B.. Text describing the variable. (e.g. sex or "day of birth")
C.. A field definition, e.g. ## for two digit numerical.
Other field types are boolean (yes-no), encrypted or soundex fields.
Setting options (file menu)
It is important that the user decides on one of two principles for naming variables. With “first word” the name of the input fields will be taken as first word on the definition line. With “automatic” a combination of the first 10 characters in the line. The example would give:
a. v1sex (10 first characters in sentence) “automatic” field name is v1sex
b. v1 (first word of sentence). “first word” field name is v1
Other options: e.g. colour of background and fields, line height etc.Users of e.g. Stata or SPSS should use the "first word" principle; field names will be variable names. Users of Stata should choose lowercase field names.

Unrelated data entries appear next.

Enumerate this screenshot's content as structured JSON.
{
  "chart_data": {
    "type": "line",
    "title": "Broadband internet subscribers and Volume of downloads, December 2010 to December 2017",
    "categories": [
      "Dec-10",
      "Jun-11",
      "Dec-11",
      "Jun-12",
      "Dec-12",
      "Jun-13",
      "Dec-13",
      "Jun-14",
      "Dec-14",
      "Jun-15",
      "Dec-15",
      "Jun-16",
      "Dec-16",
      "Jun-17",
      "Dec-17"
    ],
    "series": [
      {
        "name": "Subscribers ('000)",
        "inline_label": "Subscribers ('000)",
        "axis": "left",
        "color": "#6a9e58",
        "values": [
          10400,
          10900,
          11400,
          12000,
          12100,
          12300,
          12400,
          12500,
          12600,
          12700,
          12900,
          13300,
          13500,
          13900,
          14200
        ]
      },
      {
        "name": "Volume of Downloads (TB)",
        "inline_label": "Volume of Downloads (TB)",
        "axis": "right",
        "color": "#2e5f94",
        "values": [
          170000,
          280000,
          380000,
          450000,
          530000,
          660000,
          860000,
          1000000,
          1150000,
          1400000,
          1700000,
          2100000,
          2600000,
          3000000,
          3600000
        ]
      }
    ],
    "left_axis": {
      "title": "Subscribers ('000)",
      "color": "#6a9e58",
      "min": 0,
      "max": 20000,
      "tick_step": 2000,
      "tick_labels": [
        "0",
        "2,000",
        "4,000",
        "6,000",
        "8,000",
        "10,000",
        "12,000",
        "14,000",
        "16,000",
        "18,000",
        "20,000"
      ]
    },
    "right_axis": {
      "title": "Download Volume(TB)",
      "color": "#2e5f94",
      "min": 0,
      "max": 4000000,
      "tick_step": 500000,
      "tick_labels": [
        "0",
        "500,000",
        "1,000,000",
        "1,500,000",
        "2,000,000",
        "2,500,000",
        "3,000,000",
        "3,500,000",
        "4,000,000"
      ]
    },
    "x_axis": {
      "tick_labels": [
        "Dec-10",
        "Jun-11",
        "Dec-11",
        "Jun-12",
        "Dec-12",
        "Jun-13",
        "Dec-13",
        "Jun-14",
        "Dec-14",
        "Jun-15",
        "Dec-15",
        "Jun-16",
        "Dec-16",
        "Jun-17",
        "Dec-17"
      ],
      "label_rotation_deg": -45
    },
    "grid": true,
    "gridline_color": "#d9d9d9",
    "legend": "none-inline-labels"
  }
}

After writing the defintion you can preview your dataform or create the actual data file.
3. Add/Revise Checks - at Entry of Data
A strong part of EpiData is the possibility to specify rules and calculations during data entry.
• Restrict data entry to certain values and give text descriptions to the numerical codes entered.
• Specify sequence of data entry E.g. fill out certain questions for males only, (jumps)
• Apply calculations during data entry. E.g. age at visit based on date of visit and date of birth. But typically most calculations are done at the analysis stage.
• Help messages and other extended definitions of computations, if .. then ...endif structures.
(See examples installed with EpiData, or get further examples from www.epidata.dk/examples.php).
When you start the ”add/revise” part a new screen appears: At the top the variable name (v8) is shown. below that the label (Rigidfix)and the variable type (number). Following this the definition blocks:
Range, Legal defines which data can be entered.
Jumps specifies where to go to after entry (here on value 1 jump to field v10)
Must enter: If set to Yes a value must be given. (otherwise leaving the field blank is accepted)
Repeat: Repeat value from previous record, e.g. if data are from groups a value will repeat until next group. The value can still be changed.
Value label: For categorical data this defines the meaning of the values. E.g. 1=man 2=women. The values are edited via the ”+” . The drop-down list lets you pick an existing label definition.
Edit: Many other aspects can be defined here as “free hand” editing for this field. See the collection of commands in the help file.
Save: Save current definitions.
In the example both Range,Legal and Value labels are defined. In a typical data entry this would not be the case. Only one of them would be used.
Open the file and enter, add or search data.
The blue explanatory text to the right of the input fields is added by EpiData after entry of data based on labels in check file. An example of calculated fields is the Body mass index and age.
Files saved - Files extension
- A. Dataform definition file. E.g. first.qes
- B. Actual datafile containing the data. E.g. first.rec.
- C. A file with the defined checks. E.g. first.chk
- D. Supplementary files, e.g. first.not with notes taken during data entry or first.log with documentation.
After creating the datafile you can document file structure. An example (part of first.rec) is:
And after entering data you may list values for some or all records or you could view the data with or without labels in a spreadsheet like window (Try Ctrl+Alt+V) or in packed way.
A "codebook" can include raw frequency tables. (example not based on first.rec file)
6. Export for analysis and securing data.
Export the data for analyses or backup all files associated with a dataset to a selected user defined backup folder. When exporting data to Stata you should select Export's lowercase option.
As part of the tool menu you can also create zip file compatible archives with optional encryption. The encryption applies AES/Rijndael strong encryption approved by many data authorities.
Please note that there is no way to retrieve a password if you forget it.
- Tools and other
Epidata includes other aspects like comparing two files and listing differences at field level. Revising data file structure without losing already entered data. Hierarchical coding, relational data entry, check for logical consistency.